I calcoli matematici effettuati , hanno permesso di convertire un problema irrisolvibile in qualcosa che può essere riformulato, come se fosse un sottoprodotto del modello che era stato formulato in precedenza.
Il risultato ottenuto è stato sorprendente, reso tangibile e visibile mediante fotografia Questo è stato possibile sulla base di una nuova teoria che spiega l’interazione tra luce e materia a livello quantistico, aprendo nuove strade alla ricerca per i fisici quantistici e la scienza dei materiali.

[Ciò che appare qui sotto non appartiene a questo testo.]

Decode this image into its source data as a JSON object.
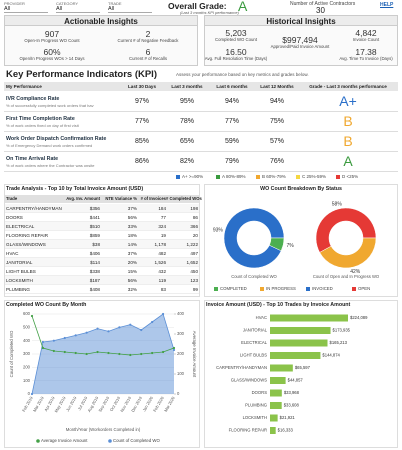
{
  "filters": [
    {
      "label": "PROVIDER",
      "value": "All"
    },
    {
      "label": "CATEGORY",
      "value": "All"
    },
    {
      "label": "TRADE",
      "value": "All"
    }
  ],
  "overall_grade": {
    "label": "Overall Grade:",
    "grade": "A",
    "note": "(Last 3 months KPI performance)",
    "color": "#3a9a3e"
  },
  "active_contractors": {
    "label": "Number of Active Contractors",
    "value": "30"
  },
  "help": "HELP",
  "actionable": {
    "title": "Actionable Insights",
    "items": [
      {
        "value": "907",
        "label": "Open-In Progress WO Count"
      },
      {
        "value": "2",
        "label": "Current # of Negative Feedback"
      },
      {
        "value": "60%",
        "label": "Open/In Progress WOs > 14 Days"
      },
      {
        "value": "6",
        "label": "Current # of Recalls"
      }
    ]
  },
  "historical": {
    "title": "Historical Insights",
    "items": [
      {
        "value": "5,203",
        "label": "Completed WO Count"
      },
      {
        "value": "$997,494",
        "label": "Approved/Paid Invoice Amount"
      },
      {
        "value": "4,842",
        "label": "Invoice Count"
      },
      {
        "value": "16.50",
        "label": "Avg. Full Resolution Time (Days)"
      },
      {
        "value": "17.38",
        "label": "Avg. Time To Invoice (Days)"
      }
    ]
  },
  "kpi": {
    "title": "Key Performance Indicators (KPI)",
    "subtitle": "Assess your performance based on key metrics and grades below.",
    "columns": [
      "My Performance",
      "Last 30 Days",
      "Last 3 months",
      "Last 6 months",
      "Last 12 Months",
      "Grade - Last 3 months performance"
    ],
    "rows": [
      {
        "name": "IVR Compliance Rate",
        "desc": "% of successfully completed work orders that hav",
        "cells": [
          "97%",
          "95%",
          "94%",
          "94%"
        ],
        "grade": "A+",
        "grade_color": "#2a6fc9"
      },
      {
        "name": "First Time Completion Rate",
        "desc": "% of work orders fixed on day of first visit",
        "cells": [
          "77%",
          "78%",
          "77%",
          "75%"
        ],
        "grade": "B",
        "grade_color": "#f0a830"
      },
      {
        "name": "Work Order Dispatch Confirmation Rate",
        "desc": "% of Emergency Demand work orders confirmed",
        "cells": [
          "85%",
          "65%",
          "59%",
          "57%"
        ],
        "grade": "B",
        "grade_color": "#f0a830"
      },
      {
        "name": "On Time Arrival Rate",
        "desc": "% of work orders where the Contractor was onsite",
        "cells": [
          "86%",
          "82%",
          "79%",
          "76%"
        ],
        "grade": "A",
        "grade_color": "#3a9a3e"
      }
    ],
    "legend": [
      {
        "label": "A+ >=90%",
        "color": "#2a6fc9"
      },
      {
        "label": "A 80%-89%",
        "color": "#3a9a3e"
      },
      {
        "label": "B 60%-79%",
        "color": "#f0a830"
      },
      {
        "label": "C 25%-59%",
        "color": "#f5d742"
      },
      {
        "label": "D <25%",
        "color": "#e53935"
      }
    ]
  },
  "trade_table": {
    "title": "Trade Analysis - Top 10 by Total Invoice Amount (USD)",
    "columns": [
      "Trade",
      "Avg. Inv. Amount",
      "NTE Variance %",
      "# of Invoices",
      "# Completed WOs"
    ],
    "rows": [
      [
        "CARPENTRY/HANDYMAN",
        "$356",
        "37%",
        "184",
        "198"
      ],
      [
        "DOORS",
        "$441",
        "56%",
        "77",
        "86"
      ],
      [
        "ELECTRICAL",
        "$510",
        "33%",
        "324",
        "366"
      ],
      [
        "FLOORING REPAIR",
        "$859",
        "18%",
        "19",
        "20"
      ],
      [
        "GLASS/WINDOWS",
        "$38",
        "14%",
        "1,178",
        "1,222"
      ],
      [
        "HVAC",
        "$406",
        "37%",
        "482",
        "497"
      ],
      [
        "JANITORIAL",
        "$114",
        "20%",
        "1,526",
        "1,652"
      ],
      [
        "LIGHT BULBS",
        "$338",
        "15%",
        "432",
        "450"
      ],
      [
        "LOCKSMITH",
        "$187",
        "56%",
        "119",
        "123"
      ],
      [
        "PLUMBING",
        "$408",
        "32%",
        "83",
        "99"
      ]
    ]
  },
  "chart_data": [
    {
      "type": "pie",
      "title": "WO Count Breakdown By Status",
      "legend": [
        {
          "name": "COMPLETED",
          "color": "#4caf50"
        },
        {
          "name": "IN PROGRESS",
          "color": "#f0a830"
        },
        {
          "name": "INVOICED",
          "color": "#2a6fc9"
        },
        {
          "name": "OPEN",
          "color": "#e53935"
        }
      ],
      "pies": [
        {
          "label": "Count of Completed WO",
          "values": [
            93,
            7
          ],
          "value_labels": [
            "93%",
            "7%"
          ],
          "colors": [
            "#2a6fc9",
            "#4caf50"
          ]
        },
        {
          "label": "Count of Open and In Progress WO",
          "values": [
            58,
            42
          ],
          "value_labels": [
            "58%",
            "42%"
          ],
          "colors": [
            "#e53935",
            "#f0a830"
          ]
        }
      ]
    },
    {
      "type": "line",
      "title": "Completed WO Count By Month",
      "categories": [
        "Feb 2019",
        "Mar 2019",
        "Apr 2019",
        "May 2019",
        "Jun 2019",
        "Jul 2019",
        "Aug 2019",
        "Sep 2019",
        "Oct 2019",
        "Nov 2019",
        "Dec 2019",
        "Jan 2020",
        "Feb 2020",
        "Mar 2020"
      ],
      "xlabel": "Month/Year (Workorders Completed in)",
      "ylabel": "Count of Completed WO",
      "y2label": "Average Invoice Amount",
      "ylim": [
        0,
        600
      ],
      "yticks": [
        0,
        100,
        200,
        300,
        400,
        500,
        600
      ],
      "y2lim": [
        0,
        400
      ],
      "y2ticks": [
        0,
        100,
        200,
        300,
        400
      ],
      "grid": true,
      "series": [
        {
          "name": "Average Invoice Amount",
          "color": "#43a047",
          "axis": "y2",
          "values": [
            390,
            230,
            215,
            210,
            205,
            200,
            210,
            205,
            200,
            195,
            200,
            205,
            210,
            230
          ]
        },
        {
          "name": "Count of Completed WO",
          "color": "#5b8fd6",
          "fill": true,
          "values": [
            0,
            390,
            400,
            420,
            440,
            460,
            490,
            470,
            500,
            520,
            480,
            540,
            600,
            330
          ]
        }
      ]
    },
    {
      "type": "bar",
      "orientation": "horizontal",
      "title": "Invoice Amount (USD) - Top 10 Trades by Invoice Amount",
      "color": "#8bc34a",
      "categories": [
        "HVAC",
        "JANITORIAL",
        "ELECTRICAL",
        "LIGHT BULBS",
        "CARPENTRY/HANDYMAN",
        "GLASS/WINDOWS",
        "DOORS",
        "PLUMBING",
        "LOCKSMITH",
        "FLOORING REPAIR"
      ],
      "values": [
        224089,
        173935,
        165213,
        144874,
        65597,
        44857,
        33968,
        33608,
        21921,
        16333
      ],
      "value_labels": [
        "$224,089",
        "$173,935",
        "$165,213",
        "$144,874",
        "$65,597",
        "$44,857",
        "$33,968",
        "$33,608",
        "$21,921",
        "$16,333"
      ]
    }
  ]
}
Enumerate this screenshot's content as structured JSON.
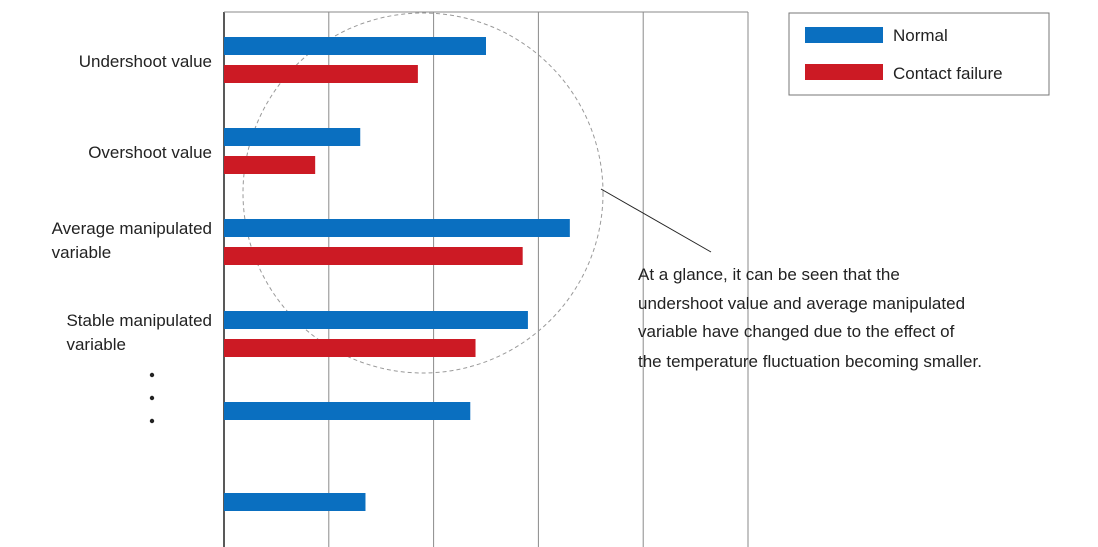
{
  "chart_data": {
    "type": "bar",
    "orientation": "horizontal",
    "categories": [
      "Undershoot value",
      "Overshoot value",
      "Average manipulated variable",
      "Stable manipulated variable",
      "",
      ""
    ],
    "series": [
      {
        "name": "Normal",
        "color": "#0a6fc0",
        "values": [
          2.5,
          1.3,
          3.3,
          2.9,
          2.35,
          1.35
        ]
      },
      {
        "name": "Contact failure",
        "color": "#cc1a24",
        "values": [
          1.85,
          0.87,
          2.85,
          2.4,
          null,
          null
        ]
      }
    ],
    "xlim": [
      0,
      5
    ],
    "grid": true,
    "legend_position": "top-right",
    "ellipsis": "vertical-dots",
    "annotation": {
      "lines": [
        "At a glance, it can be seen that the",
        "undershoot value and average manipulated",
        "variable have changed due to the effect of",
        "the temperature fluctuation becoming smaller."
      ]
    }
  }
}
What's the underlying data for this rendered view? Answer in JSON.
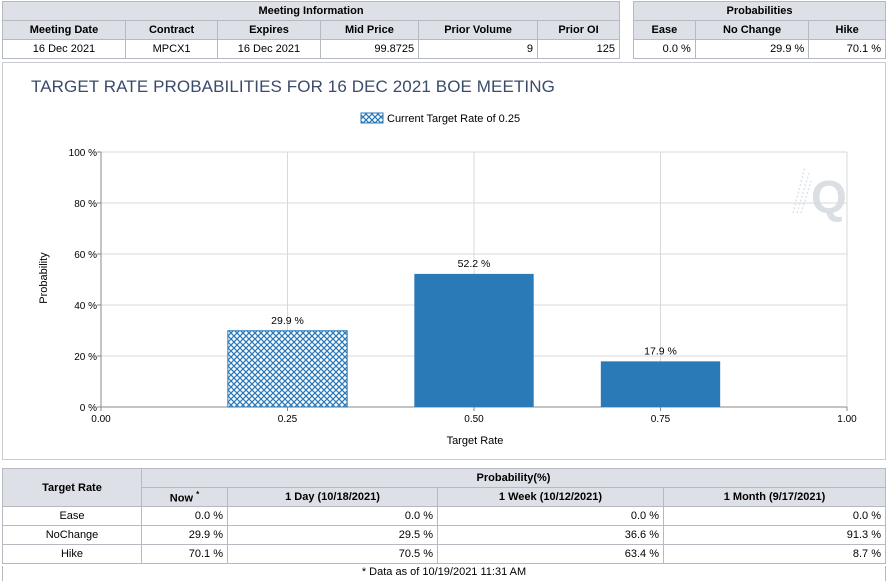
{
  "meeting_info": {
    "section_title": "Meeting Information",
    "columns": [
      "Meeting Date",
      "Contract",
      "Expires",
      "Mid Price",
      "Prior Volume",
      "Prior OI"
    ],
    "row": [
      "16 Dec 2021",
      "MPCX1",
      "16 Dec 2021",
      "99.8725",
      "9",
      "125"
    ]
  },
  "probabilities": {
    "section_title": "Probabilities",
    "columns": [
      "Ease",
      "No Change",
      "Hike"
    ],
    "row": [
      "0.0 %",
      "29.9 %",
      "70.1 %"
    ]
  },
  "chart_title": "TARGET RATE PROBABILITIES FOR 16 DEC 2021 BOE MEETING",
  "chart_data": {
    "type": "bar",
    "title": "TARGET RATE PROBABILITIES FOR 16 DEC 2021 BOE MEETING",
    "xlabel": "Target Rate",
    "ylabel": "Probability",
    "xlim": [
      0.0,
      1.0
    ],
    "ylim": [
      0,
      100
    ],
    "x_ticks": [
      "0.00",
      "0.25",
      "0.50",
      "0.75",
      "1.00"
    ],
    "y_ticks": [
      "0 %",
      "20 %",
      "40 %",
      "60 %",
      "80 %",
      "100 %"
    ],
    "grid": true,
    "legend": "top-center",
    "legend_label": "Current Target Rate of 0.25",
    "bars": [
      {
        "x": 0.25,
        "value": 29.9,
        "label": "29.9 %",
        "current": true
      },
      {
        "x": 0.5,
        "value": 52.2,
        "label": "52.2 %",
        "current": false
      },
      {
        "x": 0.75,
        "value": 17.9,
        "label": "17.9 %",
        "current": false
      }
    ],
    "bar_color": "#2a7ab8",
    "pattern_color": "#2a7ab8"
  },
  "rate_table": {
    "target_rate_label": "Target Rate",
    "group_label": "Probability(%)",
    "now_label": "Now",
    "now_mark": "*",
    "columns": [
      "1 Day (10/18/2021)",
      "1 Week (10/12/2021)",
      "1 Month (9/17/2021)"
    ],
    "rows": [
      {
        "name": "Ease",
        "now": "0.0 %",
        "d1": "0.0 %",
        "w1": "0.0 %",
        "m1": "0.0 %"
      },
      {
        "name": "NoChange",
        "now": "29.9 %",
        "d1": "29.5 %",
        "w1": "36.6 %",
        "m1": "91.3 %"
      },
      {
        "name": "Hike",
        "now": "70.1 %",
        "d1": "70.5 %",
        "w1": "63.4 %",
        "m1": "8.7 %"
      }
    ],
    "footnote": "* Data as of 10/19/2021 11:31 AM"
  }
}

La scoperta porta notevoli vantaggi
Definire con precisione come un fotone interagisce con la materia e con altri elementi del suo ambiente, può consentire lo sviluppo di nuove tecnologie, che potrebbero ad esempio cambiare la sicurezza delle comunicazioni, il modo in cui rileviamo i patogeni o controlliamo le reazioni chimiche a livello molecolare.
In precedenza il fotone veniva rilevato semplicemente come “rumore”
Questo lavoro di ricerca aiuta ad aumentare la comprensione dello scambio di energia tra luce e materia e, nello stesso tempo, a comprendere meglio come la luce si irradia nei suoi dintorni vicini e lontani. Molte di queste informazioni erano state considerate solo “rumore”, ma ci sono così tanti dati al loro interno a cui ora si può dare un senso e che si possono utilizzare. Comprendendo questo, si pongono le basi per essere in grado di progettare interazioni luce-materia per applicazioni future, come sensori migliori, celle fotovoltaiche o computer quantistici migliorati”.
Questa scoperta segna un passo fondamentale per la comprensione dei fotoni e del loro comportamento. Il lavoro è stato pubblicato sulla rivista Physical Review Letters, e rappresenta un importante contributo alla fisica quantistica e alle sue future applicazioni.